In your GitHub repository go to Settings → Webhooks → Add webhook:

Field Value
Payload URL http://your-server:5657/webhooks/mongo
Content type application/json
Secret The secret value from your config.cue
Events Pushes and Pull requests

Replace mongo in the URL with your datasource name (redis, s3, configmap, etc.) if you use a different sink.

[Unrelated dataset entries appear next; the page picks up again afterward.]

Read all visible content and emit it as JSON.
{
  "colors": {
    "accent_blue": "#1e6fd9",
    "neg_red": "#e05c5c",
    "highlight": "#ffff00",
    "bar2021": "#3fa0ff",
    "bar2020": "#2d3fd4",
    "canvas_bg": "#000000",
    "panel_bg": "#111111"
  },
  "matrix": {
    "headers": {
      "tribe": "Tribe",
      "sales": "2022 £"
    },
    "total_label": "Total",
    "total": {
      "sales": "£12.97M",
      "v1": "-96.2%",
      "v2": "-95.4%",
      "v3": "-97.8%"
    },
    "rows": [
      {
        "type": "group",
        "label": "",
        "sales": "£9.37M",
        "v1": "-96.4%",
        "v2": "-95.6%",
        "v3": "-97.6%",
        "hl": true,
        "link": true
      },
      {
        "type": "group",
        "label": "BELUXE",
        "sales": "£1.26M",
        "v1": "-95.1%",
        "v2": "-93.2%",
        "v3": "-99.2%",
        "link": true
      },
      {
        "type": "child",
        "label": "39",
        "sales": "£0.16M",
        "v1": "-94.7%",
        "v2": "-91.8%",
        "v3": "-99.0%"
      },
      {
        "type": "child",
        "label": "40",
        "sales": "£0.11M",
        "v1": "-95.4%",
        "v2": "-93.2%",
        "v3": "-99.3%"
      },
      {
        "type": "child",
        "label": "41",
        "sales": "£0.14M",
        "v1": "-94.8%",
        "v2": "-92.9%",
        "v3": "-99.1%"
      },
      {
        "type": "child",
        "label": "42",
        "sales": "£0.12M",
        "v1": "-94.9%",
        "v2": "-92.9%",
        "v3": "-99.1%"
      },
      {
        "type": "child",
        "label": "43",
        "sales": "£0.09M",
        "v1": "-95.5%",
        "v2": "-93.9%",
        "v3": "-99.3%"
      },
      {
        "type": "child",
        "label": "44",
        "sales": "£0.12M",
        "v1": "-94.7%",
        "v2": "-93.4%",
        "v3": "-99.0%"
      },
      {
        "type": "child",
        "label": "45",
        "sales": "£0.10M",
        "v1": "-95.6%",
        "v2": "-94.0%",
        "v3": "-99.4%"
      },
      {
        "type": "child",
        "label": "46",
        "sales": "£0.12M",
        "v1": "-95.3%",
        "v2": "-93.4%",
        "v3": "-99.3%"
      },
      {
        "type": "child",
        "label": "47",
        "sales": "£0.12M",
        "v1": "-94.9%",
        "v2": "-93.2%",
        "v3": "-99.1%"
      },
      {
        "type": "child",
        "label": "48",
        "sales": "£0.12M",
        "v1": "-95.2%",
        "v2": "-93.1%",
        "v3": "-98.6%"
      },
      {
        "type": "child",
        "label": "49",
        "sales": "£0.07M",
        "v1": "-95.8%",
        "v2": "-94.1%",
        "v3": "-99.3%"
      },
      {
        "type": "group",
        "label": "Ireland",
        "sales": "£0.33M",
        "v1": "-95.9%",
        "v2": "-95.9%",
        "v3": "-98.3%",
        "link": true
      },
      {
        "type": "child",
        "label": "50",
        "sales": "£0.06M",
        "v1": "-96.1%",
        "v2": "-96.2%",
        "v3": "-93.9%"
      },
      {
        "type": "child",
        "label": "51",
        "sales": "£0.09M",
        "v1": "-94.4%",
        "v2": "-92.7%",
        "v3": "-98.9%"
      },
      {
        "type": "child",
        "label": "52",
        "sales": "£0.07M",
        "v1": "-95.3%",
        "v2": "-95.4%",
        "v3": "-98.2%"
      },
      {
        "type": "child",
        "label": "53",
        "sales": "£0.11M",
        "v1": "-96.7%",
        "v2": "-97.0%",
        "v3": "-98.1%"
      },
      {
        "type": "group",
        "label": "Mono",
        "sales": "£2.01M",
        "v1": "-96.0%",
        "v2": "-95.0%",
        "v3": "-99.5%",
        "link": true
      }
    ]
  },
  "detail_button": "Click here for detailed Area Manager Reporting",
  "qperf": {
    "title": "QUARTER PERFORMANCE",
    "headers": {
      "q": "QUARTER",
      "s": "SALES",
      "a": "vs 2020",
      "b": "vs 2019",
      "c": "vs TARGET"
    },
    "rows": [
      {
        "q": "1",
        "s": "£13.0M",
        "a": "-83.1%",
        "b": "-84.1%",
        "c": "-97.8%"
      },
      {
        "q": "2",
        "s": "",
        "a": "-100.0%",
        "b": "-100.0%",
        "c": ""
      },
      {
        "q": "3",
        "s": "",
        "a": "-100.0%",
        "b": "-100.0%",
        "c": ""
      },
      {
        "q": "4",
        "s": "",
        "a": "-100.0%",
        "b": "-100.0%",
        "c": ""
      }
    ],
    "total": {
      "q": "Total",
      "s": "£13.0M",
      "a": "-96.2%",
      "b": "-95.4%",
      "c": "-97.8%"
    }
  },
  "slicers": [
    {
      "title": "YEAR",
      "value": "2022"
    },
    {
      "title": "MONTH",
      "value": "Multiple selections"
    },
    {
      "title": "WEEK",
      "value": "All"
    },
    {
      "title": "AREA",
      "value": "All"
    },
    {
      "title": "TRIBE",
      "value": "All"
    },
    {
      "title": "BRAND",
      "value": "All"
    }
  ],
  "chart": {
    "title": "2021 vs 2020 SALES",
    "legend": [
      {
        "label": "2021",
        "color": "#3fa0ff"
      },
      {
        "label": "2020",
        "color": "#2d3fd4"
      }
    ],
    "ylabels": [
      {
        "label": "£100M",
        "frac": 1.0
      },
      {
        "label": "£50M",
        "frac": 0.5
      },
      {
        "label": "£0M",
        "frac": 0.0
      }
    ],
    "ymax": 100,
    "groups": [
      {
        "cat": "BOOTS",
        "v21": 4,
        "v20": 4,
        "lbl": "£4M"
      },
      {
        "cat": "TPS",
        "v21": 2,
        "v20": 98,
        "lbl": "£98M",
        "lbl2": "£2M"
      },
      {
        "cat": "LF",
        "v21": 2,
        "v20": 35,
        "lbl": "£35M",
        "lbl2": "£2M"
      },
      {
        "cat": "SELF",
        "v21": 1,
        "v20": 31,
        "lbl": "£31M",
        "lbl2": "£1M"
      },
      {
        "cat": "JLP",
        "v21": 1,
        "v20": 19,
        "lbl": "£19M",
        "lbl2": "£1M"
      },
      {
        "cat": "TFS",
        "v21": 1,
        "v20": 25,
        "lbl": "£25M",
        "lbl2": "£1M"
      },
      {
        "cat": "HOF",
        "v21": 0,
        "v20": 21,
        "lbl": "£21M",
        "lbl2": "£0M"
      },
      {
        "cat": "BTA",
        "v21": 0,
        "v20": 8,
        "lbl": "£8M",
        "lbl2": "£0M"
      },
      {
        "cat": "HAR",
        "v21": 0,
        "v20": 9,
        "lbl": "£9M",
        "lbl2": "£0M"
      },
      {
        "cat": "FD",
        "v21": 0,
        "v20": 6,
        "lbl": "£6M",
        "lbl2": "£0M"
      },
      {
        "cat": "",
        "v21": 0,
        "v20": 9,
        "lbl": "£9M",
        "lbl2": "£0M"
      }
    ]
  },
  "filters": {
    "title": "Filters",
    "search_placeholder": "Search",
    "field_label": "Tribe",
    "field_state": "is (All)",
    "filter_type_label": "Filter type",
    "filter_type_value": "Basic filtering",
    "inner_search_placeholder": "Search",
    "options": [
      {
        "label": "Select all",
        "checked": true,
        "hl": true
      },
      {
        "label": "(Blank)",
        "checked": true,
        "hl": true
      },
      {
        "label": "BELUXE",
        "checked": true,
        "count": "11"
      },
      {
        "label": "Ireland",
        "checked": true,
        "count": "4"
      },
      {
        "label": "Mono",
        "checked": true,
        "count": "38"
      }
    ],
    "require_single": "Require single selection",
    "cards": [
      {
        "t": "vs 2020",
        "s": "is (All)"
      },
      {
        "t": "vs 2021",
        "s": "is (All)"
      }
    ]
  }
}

Push a change to your config file — varTrack will sync it automatically.


Useful commands

# Follow all logs
docker compose logs -f

# Follow a single service
docker compose logs -f orchestrator-worker

# Restart a single service
docker compose restart gateway

# Stop everything (keeps volumes)
docker compose down

# Stop and delete all data
docker compose down -v

Checking task results

The orchestrator API exposes task status at port 8000:

# OpenAPI docs
open http://localhost:8000/docs

# Check a specific task
curl http://localhost:8000/v1/tasks/<task-id>

# Prometheus metrics
curl http://localhost:8000/metrics

Using an external MongoDB

If you already have a MongoDB, remove the mongo service and volume from docker-compose.yml and update config.cue to point at your connection string:

datasources: [{
  mongo: {
    endpoint:   "mongodb://user:pass@your-mongo-host:27017"
    database:   "vartrack"
    collection: "variables"
  }
}]

Scaling workers

Run more Celery workers to handle higher webhook throughput:

docker compose up -d --scale orchestrator-worker=3

Workers share the schema-cache and git-cache volumes so clones are reused across replicas.


Disabling drift detection

If you don't need self-heal, remove the watcher service from docker-compose.yml and omit self_heal: true from your rules. This reduces resource usage with no effect on the sync pipeline.